OUR KING AND HIS KINGDOM
Carrie Judd Montgomery
Triumphs of Faith 8:12 (Dec. 1888)
“And he sware unto to her, whatsoever thou shalt ask of me, I will give it thee, unto the half of my kingdom.” These words of royal power and condescension were spoken by an earthly king, unto a young damsel who pleased him with her dancing at his birthday supper. Large power was thus granted her to take from his bounty, but even then it was a limited power, for if she chose to take the half of his kingdom she could not take the other half. But our blessed King does not limit us. He says unto them who please Him by their faith and loyalty, “All things whatsoever ye shall ask in prayer believing ye shall receive.” He does not add, “Unto the half of My kingdom,” for since He has given Himself, His life, His all, He can withhold nothing. The power which King Herod held forth to the dancing girl was accepted, but abused, for she asked for that which made even this wicked king “exceeding sorry,” and “yet for his oath’s sake and for their sakes which sat with him, he would not reject her.”
Our King has also confirmed His promises to us with an oath, for we read, “Wherein God, willing more abundantly to shew, unto the heirs of promise the immutability of His counsel, confirmed it by an oath.” But, unlike this earthly king, it is impossible for our King to be “sorry” for any promise that He has made, for he knew when He gave us the promises, every advantage we might be able to take of them, and yet He has in no wise limited us, but says, even when we think we have asked so largely, “Hitherto have ye asked nothing in My name: ask, and ye shall receive, that your joy may be full.”
For the sake of his oath, and for the sake of his guests, Herod would not reject his niece even in her dreadful petition for the death of a just man, and our King surely will not reject us, in petitions inspired by His spirit, not only for His oath’s sake, but also for the sake of His dear Son, with whom we are joint heirs of His kingdom, and for the sake of His own blessed and holy character, which He cannot help but maintain, for with Him “is no variableness neither shadow of turning.”
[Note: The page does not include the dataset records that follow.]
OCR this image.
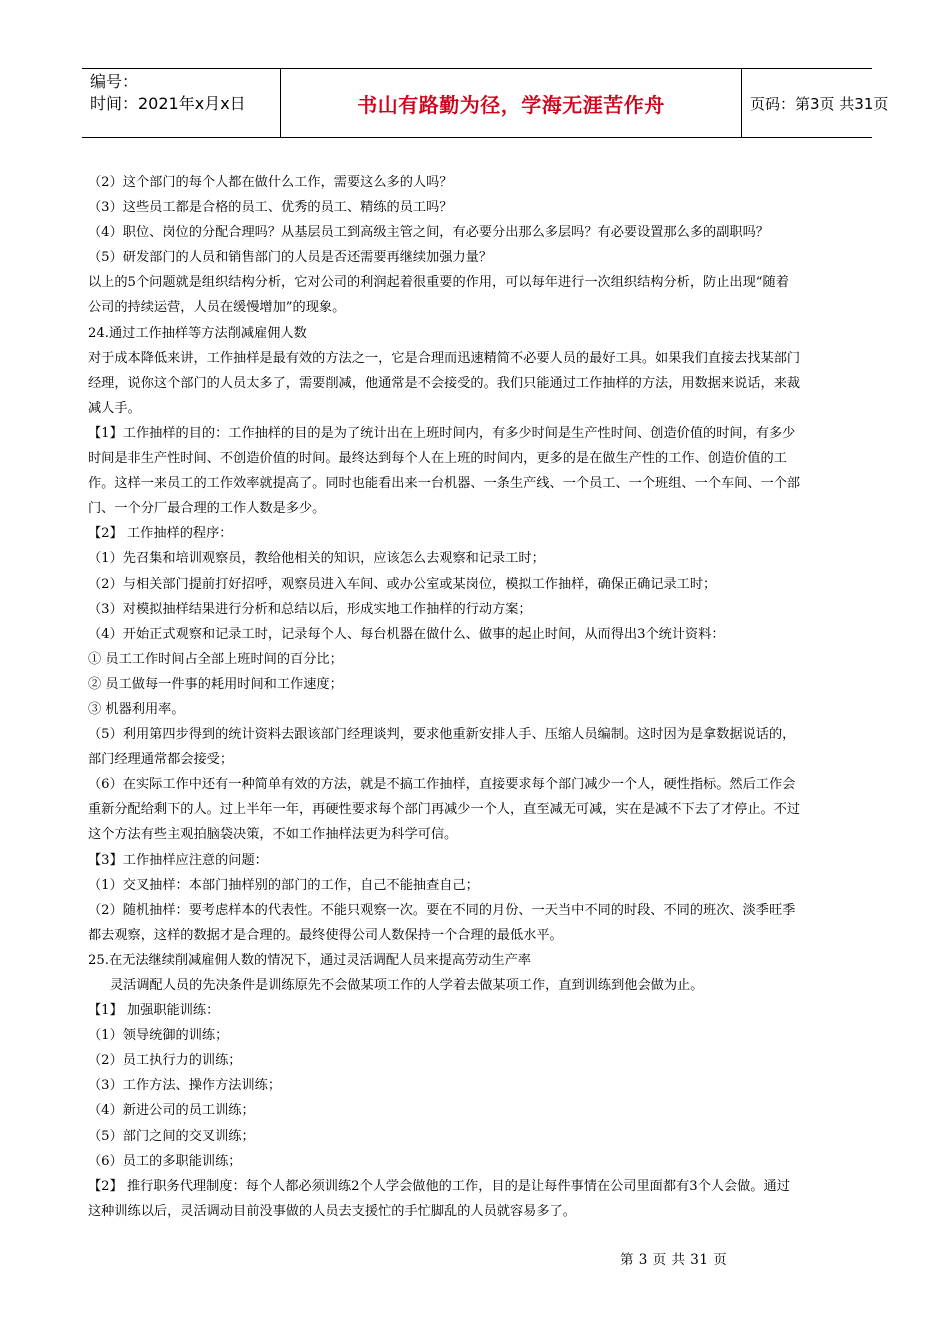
编号：
时间：2021年x月x日	书山有路勤为径，学海无涯苦作舟	页码：第3页 共31页
（2）这个部门的每个人都在做什么工作，需要这么多的人吗？
（3）这些员工都是合格的员工、优秀的员工、精练的员工吗？
（4）职位、岗位的分配合理吗？从基层员工到高级主管之间，有必要分出那么多层吗？有必要设置那么多的副职吗？
（5）研发部门的人员和销售部门的人员是否还需要再继续加强力量？
以上的5个问题就是组织结构分析，它对公司的利润起着很重要的作用，可以每年进行一次组织结构分析，防止出现“随着
公司的持续运营，人员在缓慢增加”的现象。
24.通过工作抽样等方法削减雇佣人数
对于成本降低来讲，工作抽样是最有效的方法之一，它是合理而迅速精简不必要人员的最好工具。如果我们直接去找某部门
经理，说你这个部门的人员太多了，需要削减，他通常是不会接受的。我们只能通过工作抽样的方法，用数据来说话，来裁
减人手。
【1】工作抽样的目的：工作抽样的目的是为了统计出在上班时间内，有多少时间是生产性时间、创造价值的时间，有多少
时间是非生产性时间、不创造价值的时间。最终达到每个人在上班的时间内，更多的是在做生产性的工作、创造价值的工
作。这样一来员工的工作效率就提高了。同时也能看出来一台机器、一条生产线、一个员工、一个班组、一个车间、一个部
门、一个分厂最合理的工作人数是多少。
【2】 工作抽样的程序：
（1）先召集和培训观察员，教给他相关的知识，应该怎么去观察和记录工时；
（2）与相关部门提前打好招呼，观察员进入车间、或办公室或某岗位，模拟工作抽样，确保正确记录工时；
（3）对模拟抽样结果进行分析和总结以后，形成实地工作抽样的行动方案；
（4）开始正式观察和记录工时，记录每个人、每台机器在做什么、做事的起止时间，从而得出3个统计资料：
① 员工工作时间占全部上班时间的百分比；
② 员工做每一件事的耗用时间和工作速度；
③ 机器利用率。
（5）利用第四步得到的统计资料去跟该部门经理谈判，要求他重新安排人手、压缩人员编制。这时因为是拿数据说话的，
部门经理通常都会接受；
（6）在实际工作中还有一种简单有效的方法，就是不搞工作抽样，直接要求每个部门减少一个人，硬性指标。然后工作会
重新分配给剩下的人。过上半年一年，再硬性要求每个部门再减少一个人，直至减无可减，实在是减不下去了才停止。不过
这个方法有些主观拍脑袋决策，不如工作抽样法更为科学可信。
【3】工作抽样应注意的问题：
（1）交叉抽样：本部门抽样别的部门的工作，自己不能抽查自己；
（2）随机抽样：要考虑样本的代表性。不能只观察一次。要在不同的月份、一天当中不同的时段、不同的班次、淡季旺季
都去观察，这样的数据才是合理的。最终使得公司人数保持一个合理的最低水平。
25.在无法继续削减雇佣人数的情况下，通过灵活调配人员来提高劳动生产率
灵活调配人员的先决条件是训练原先不会做某项工作的人学着去做某项工作，直到训练到他会做为止。
【1】 加强职能训练：
（1）领导统御的训练；
（2）员工执行力的训练；
（3）工作方法、操作方法训练；
（4）新进公司的员工训练；
（5）部门之间的交叉训练；
（6）员工的多职能训练；
【2】 推行职务代理制度：每个人都必须训练2个人学会做他的工作，目的是让每件事情在公司里面都有3个人会做。通过
这种训练以后，灵活调动目前没事做的人员去支援忙的手忙脚乱的人员就容易多了。
第 3 页 共 31 页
We read of another king in olden time who might be approached without fear if it pleased him to hold forth his royal sceptre, and as queen Esther “obtained favor in his sight” he held out to her his golden sceptre, and said, “What wilt thou, Esther? and what is thy request? it shall be given thee to the half of the kingdom.” Very rare were the times when it pleased this king to hold forth the token of his royal favor, but, praise God! the golden sceptre of our King Jesus is never withdrawn from us. We sometimes turn away from it, and sadden His loving heart, but still His love and mercy are extended, and His sweet voice says, “What wilt thou that I shall do unto thee?” “A sceptre of righteousness is the sceptre of Thy kingdom,” O beloved Lord, and Thy righteousness is held forth even unto us, and to all who will draw near and rest upon it.
Again we read that “King Solomon gave unto the Queen of Sheba all her desire, whatsoever she asked beside that which King Solomon gave her of his royal bounty.” This is a true picture of our King Solomon, our Prince of Peace, for not only does He give us all that we ask of Him in faith, but because of the smallness of our asking, and because of the greatness of His generous love, He must needs pour upon us much of “His royal bounty” which we never would have had the heart to ask for. How much, then, do we need a receptive heart, in order that we may not grieve Him by turning away from His bountiful gifts.
And how much do we need to meditate upon His gracious character as revealed in His word, that we may know His will and come boldly to the throne of grace. “And this is the confidence that we have in Him, that if we ask anything according to His will, He heareth us: and if we know that He hears us, whatsoever we ask, we know that we have the petitions that we desired of Him.” “And whatsoever we ask, we receive of Him, because we keep His commandments, and do those things that are pleasing in His sight.” “Fear not, little flock, it is your Father’s good pleasure to give you the Kingdom.” Not a part of it, not half of it, even, but “the Kingdom,” in all the fullness of its grandeur and glory.